Pre-auction Wine Debate: Old World vs. New World
23 March 2011. Today, an Argentine Malbec, Australian Shiraz, California Pinot Noir or Italian Nero d'Avola can all taste very much alike; an Italian Primitivo can zero in on an American Zinfandel in style, and some Burgundies and Rhone reds show distinct California accents. As more and more Old World wine makers produce wines in a New World style, and increasing sophistication and maturity has inspired growing numbers of New World producers to emulate Old World models, the old definitions are quickly breaking down.
Old World vs New World Wines was the subject of debate at Salcedo Auctions on March 23 to mark the opening of the first Wines and Spirits Auction organized with Forth and Tay, the leading direct merchant of wines and spirits in the country.
Led by Noel Ermitaño, the revered food/wine connoisseur, known most especially for his popular blog, Eye on Wine, the discussion summarized the basic differences in terroir, climate, fruit, alcohol content and labeling. Despite these differences, Ermitano, who has travelled to various wine regions in France, California and Spain, stressed that one shouldn't get caught in the technical details when enjoying wine. "It is a very personal experience, there is no right or wrong," he said. There has been a fusion of vines from cuttings from 'old' to 'new', but also from 'new' to 'old.' Part of the reason why old world makers are innovating their styles has been to please the wine ratings, the more well known ones being from the US," Ermitaño observed.

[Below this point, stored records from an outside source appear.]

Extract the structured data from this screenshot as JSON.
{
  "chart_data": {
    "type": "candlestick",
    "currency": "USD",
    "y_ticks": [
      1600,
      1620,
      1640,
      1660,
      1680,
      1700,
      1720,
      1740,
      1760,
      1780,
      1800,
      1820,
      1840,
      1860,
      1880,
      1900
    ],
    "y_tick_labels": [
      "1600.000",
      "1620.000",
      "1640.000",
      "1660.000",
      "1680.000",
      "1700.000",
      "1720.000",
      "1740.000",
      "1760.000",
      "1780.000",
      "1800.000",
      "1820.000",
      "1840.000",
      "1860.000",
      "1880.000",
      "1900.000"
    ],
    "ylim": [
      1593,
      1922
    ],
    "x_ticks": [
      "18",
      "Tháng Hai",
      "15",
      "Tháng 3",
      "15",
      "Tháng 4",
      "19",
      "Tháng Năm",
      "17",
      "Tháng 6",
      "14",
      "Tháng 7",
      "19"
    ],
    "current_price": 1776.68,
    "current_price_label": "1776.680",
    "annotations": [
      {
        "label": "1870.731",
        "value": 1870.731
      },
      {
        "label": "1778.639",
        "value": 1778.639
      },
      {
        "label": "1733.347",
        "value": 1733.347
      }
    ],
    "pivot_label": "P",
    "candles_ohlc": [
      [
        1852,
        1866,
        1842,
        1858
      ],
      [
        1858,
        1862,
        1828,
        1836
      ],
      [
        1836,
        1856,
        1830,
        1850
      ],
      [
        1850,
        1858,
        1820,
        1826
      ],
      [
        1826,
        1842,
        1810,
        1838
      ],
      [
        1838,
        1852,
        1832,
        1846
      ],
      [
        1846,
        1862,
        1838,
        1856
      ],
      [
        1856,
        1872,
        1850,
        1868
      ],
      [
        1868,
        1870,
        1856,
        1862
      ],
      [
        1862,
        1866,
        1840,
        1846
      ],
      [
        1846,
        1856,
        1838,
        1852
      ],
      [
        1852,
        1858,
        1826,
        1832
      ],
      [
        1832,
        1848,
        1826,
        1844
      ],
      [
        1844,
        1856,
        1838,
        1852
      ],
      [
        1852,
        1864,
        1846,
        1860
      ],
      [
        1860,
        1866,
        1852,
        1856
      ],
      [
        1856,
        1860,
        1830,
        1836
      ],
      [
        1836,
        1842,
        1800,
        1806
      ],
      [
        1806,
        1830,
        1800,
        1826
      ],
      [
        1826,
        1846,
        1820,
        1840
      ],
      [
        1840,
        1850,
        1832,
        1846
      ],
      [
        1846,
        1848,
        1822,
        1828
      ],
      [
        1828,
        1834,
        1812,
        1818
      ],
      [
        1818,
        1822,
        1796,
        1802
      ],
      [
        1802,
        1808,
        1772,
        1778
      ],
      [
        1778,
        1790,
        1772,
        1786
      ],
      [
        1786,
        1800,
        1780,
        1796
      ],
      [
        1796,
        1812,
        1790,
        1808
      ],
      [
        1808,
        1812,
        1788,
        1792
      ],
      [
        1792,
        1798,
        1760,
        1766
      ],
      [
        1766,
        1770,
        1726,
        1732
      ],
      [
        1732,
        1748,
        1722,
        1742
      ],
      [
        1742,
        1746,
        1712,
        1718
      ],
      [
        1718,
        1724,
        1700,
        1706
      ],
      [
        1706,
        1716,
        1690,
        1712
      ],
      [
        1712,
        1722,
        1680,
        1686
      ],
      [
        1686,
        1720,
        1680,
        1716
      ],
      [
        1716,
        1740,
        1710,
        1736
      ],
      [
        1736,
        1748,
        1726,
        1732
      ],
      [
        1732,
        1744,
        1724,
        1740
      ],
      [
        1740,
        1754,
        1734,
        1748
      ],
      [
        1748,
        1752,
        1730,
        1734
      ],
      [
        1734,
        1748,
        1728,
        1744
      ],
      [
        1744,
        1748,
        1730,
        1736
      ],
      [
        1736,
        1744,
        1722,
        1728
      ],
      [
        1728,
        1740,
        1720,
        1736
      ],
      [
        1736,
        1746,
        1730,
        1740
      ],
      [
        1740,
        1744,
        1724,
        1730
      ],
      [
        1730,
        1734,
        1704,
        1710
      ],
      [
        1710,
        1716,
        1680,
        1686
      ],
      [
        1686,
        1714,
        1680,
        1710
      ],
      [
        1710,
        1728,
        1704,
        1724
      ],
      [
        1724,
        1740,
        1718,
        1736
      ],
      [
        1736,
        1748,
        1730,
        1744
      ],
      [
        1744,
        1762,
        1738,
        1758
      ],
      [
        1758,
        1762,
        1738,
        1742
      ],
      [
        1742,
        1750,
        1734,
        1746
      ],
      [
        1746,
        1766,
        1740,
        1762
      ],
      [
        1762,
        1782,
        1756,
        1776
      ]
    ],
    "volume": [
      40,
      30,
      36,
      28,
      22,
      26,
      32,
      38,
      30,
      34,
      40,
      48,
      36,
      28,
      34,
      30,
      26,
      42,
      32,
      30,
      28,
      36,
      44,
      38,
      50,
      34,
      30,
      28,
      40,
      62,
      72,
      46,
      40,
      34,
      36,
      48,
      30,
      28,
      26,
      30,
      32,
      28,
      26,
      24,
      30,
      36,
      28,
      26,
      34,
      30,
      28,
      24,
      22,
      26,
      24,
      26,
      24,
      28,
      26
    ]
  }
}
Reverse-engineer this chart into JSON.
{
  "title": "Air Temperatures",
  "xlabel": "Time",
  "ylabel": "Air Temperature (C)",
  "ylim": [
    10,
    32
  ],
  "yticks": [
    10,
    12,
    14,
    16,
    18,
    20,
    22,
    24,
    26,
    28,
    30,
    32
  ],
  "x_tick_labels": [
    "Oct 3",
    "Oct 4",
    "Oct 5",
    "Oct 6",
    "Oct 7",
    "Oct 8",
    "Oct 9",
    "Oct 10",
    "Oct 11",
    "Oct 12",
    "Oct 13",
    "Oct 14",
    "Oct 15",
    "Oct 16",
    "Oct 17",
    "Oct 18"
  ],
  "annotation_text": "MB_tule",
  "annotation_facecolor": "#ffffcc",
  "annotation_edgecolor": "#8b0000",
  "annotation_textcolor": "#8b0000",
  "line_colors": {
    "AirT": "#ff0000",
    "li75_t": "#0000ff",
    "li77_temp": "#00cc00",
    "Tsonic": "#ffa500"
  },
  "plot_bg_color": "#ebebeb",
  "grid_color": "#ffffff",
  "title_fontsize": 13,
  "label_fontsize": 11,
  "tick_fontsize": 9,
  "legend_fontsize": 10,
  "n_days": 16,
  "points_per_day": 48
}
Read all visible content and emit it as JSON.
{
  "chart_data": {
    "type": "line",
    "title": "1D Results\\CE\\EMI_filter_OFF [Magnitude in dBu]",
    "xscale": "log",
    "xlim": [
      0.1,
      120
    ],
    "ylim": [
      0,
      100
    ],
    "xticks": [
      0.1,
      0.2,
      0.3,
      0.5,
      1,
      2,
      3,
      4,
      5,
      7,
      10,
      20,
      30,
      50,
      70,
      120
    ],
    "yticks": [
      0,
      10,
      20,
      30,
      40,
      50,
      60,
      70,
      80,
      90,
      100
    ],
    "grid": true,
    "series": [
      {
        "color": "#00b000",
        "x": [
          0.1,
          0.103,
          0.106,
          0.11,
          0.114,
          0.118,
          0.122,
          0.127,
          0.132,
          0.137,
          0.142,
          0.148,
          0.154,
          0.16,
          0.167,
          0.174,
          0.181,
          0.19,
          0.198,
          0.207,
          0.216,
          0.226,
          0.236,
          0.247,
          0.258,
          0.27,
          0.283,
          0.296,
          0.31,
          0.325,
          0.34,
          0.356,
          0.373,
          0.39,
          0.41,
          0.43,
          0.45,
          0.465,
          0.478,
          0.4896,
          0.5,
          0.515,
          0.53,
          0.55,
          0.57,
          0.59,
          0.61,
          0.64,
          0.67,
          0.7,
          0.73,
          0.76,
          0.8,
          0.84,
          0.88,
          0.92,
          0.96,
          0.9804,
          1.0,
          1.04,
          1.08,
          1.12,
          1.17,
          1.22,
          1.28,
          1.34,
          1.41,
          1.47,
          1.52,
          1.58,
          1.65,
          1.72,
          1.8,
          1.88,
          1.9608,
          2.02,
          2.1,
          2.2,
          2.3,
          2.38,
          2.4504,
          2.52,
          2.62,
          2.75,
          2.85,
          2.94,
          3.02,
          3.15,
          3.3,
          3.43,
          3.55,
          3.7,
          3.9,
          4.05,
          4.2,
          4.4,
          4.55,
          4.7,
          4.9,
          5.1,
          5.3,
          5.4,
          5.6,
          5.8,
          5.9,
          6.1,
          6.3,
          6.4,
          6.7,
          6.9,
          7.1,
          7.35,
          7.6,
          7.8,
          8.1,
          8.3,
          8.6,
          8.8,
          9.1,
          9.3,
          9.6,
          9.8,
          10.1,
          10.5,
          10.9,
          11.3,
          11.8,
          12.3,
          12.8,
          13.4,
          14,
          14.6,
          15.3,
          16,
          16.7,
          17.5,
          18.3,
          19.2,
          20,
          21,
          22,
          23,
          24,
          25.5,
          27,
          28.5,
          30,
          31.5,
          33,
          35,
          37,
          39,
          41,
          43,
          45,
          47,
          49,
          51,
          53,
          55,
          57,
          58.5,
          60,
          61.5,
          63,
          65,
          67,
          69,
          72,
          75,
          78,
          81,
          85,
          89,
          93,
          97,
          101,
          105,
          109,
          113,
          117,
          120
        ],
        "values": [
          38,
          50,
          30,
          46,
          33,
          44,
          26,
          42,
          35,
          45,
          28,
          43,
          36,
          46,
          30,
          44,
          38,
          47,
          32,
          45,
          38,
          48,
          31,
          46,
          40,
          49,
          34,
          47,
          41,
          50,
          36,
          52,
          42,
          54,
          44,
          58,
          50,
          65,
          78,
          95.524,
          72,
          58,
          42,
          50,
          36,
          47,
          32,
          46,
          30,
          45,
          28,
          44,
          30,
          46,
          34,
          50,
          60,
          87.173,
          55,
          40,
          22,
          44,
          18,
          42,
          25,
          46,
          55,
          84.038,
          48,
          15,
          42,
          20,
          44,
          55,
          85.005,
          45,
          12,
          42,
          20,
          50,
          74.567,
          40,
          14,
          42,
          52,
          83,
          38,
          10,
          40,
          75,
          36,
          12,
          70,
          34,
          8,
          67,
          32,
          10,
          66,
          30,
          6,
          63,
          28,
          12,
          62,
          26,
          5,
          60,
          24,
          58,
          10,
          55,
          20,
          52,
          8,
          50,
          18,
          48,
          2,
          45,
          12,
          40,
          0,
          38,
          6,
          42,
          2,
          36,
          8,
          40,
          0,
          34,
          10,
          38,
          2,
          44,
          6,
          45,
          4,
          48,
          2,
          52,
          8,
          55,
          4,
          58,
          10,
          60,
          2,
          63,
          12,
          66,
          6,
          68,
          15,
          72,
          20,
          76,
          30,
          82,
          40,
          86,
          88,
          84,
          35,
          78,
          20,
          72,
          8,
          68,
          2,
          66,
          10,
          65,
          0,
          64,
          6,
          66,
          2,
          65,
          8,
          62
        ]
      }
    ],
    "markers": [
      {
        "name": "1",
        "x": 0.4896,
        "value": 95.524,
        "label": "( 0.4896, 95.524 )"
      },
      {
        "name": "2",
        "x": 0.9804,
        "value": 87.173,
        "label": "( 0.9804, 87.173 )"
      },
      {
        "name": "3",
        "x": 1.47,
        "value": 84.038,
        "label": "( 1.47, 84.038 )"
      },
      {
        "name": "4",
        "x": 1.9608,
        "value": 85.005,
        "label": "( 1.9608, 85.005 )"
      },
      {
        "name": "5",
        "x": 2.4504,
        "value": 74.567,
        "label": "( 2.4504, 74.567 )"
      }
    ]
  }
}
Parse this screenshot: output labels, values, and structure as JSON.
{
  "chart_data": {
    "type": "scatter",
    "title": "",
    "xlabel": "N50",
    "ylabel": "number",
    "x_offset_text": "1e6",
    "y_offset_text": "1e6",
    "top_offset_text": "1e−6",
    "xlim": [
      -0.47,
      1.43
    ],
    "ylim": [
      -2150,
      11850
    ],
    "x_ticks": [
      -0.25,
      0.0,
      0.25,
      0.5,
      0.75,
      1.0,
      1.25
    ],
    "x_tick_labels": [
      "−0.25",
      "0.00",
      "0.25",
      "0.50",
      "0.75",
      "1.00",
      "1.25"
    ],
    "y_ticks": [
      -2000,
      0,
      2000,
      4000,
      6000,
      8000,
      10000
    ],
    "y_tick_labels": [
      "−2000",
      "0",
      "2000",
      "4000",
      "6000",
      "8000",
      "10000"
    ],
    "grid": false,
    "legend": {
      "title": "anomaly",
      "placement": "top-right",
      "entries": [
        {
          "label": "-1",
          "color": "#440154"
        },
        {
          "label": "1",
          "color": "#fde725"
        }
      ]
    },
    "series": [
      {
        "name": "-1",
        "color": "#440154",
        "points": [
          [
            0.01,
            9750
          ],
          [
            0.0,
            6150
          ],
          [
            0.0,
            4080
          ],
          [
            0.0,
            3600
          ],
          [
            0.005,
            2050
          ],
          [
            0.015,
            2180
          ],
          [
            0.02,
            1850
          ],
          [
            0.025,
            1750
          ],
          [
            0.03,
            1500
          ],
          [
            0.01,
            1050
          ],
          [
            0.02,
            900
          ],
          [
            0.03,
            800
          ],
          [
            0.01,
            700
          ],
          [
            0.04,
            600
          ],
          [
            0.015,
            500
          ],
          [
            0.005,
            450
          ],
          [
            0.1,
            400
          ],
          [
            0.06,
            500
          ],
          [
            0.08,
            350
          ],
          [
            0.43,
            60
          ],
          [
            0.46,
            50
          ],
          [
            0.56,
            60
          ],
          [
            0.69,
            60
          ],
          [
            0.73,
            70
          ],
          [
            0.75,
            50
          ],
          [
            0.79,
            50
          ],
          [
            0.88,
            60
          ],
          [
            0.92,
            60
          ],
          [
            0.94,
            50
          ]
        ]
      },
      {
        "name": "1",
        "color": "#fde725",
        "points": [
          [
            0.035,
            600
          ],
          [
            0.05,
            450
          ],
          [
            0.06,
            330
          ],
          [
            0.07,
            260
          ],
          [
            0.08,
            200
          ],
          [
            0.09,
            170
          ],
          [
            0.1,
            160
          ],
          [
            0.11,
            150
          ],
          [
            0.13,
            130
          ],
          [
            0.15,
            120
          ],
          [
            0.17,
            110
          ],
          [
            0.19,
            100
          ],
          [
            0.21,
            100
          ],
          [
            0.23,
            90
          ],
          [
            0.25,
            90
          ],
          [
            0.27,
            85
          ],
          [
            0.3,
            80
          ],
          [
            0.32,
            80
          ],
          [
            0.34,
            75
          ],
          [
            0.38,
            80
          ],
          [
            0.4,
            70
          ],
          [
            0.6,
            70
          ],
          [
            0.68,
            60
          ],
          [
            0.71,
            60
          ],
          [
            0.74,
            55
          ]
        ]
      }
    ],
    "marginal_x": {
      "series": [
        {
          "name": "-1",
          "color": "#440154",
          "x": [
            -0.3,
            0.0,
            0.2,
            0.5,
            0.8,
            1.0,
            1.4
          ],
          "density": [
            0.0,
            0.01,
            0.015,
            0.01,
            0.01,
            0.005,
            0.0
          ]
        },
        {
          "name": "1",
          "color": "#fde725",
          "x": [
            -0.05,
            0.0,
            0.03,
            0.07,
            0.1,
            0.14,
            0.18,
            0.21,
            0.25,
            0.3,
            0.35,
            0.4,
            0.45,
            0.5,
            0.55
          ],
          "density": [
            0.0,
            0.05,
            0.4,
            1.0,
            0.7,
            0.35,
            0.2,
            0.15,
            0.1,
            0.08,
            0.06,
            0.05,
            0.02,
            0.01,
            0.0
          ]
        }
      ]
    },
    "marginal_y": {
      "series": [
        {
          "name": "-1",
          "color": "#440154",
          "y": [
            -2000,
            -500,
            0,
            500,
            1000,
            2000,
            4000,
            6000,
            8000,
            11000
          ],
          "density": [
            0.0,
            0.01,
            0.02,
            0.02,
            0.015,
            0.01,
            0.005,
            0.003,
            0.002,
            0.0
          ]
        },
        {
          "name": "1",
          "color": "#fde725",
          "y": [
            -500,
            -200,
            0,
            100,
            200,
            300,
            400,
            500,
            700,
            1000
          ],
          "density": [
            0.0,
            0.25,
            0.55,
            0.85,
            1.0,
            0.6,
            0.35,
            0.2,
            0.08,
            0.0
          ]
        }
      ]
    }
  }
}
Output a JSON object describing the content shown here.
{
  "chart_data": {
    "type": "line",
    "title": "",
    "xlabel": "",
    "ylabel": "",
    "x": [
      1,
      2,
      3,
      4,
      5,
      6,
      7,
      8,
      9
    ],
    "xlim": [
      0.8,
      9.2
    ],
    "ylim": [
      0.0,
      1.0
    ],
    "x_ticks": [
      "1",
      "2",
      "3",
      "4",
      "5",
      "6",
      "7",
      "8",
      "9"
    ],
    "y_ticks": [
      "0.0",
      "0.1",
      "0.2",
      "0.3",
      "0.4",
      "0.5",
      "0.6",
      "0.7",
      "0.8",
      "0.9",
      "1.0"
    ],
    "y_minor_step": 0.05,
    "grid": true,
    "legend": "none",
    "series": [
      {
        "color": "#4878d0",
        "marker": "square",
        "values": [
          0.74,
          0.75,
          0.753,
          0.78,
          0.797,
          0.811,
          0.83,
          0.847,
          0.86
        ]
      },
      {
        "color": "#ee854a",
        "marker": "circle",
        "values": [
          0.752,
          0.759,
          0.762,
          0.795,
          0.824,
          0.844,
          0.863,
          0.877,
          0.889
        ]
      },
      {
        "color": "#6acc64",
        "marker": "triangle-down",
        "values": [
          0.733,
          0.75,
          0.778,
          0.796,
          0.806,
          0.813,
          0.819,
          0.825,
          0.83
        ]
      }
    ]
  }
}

As continental styles emulate one another, standard definitions and boundaries are breaking down. "The blending of 'old' world and 'new' world wines was partly due to global warming," claimed Jay Labrador, another wine expert who joined Ermitano in the discussion. Labrador has hosted several online forums for the Wines & Spirits Club of the Philippines and the Wine Lovers Discussion Group in the US. Labelling is a key difference among wines from the 'old' world and 'new' world, Labrador noted, "the later focuses on the varietal while the former emphasizes the place of origin. So be careful when you read labels." However whatever the differences or preferences may be, "just remember, the wine is not judging you - you are judging the wine."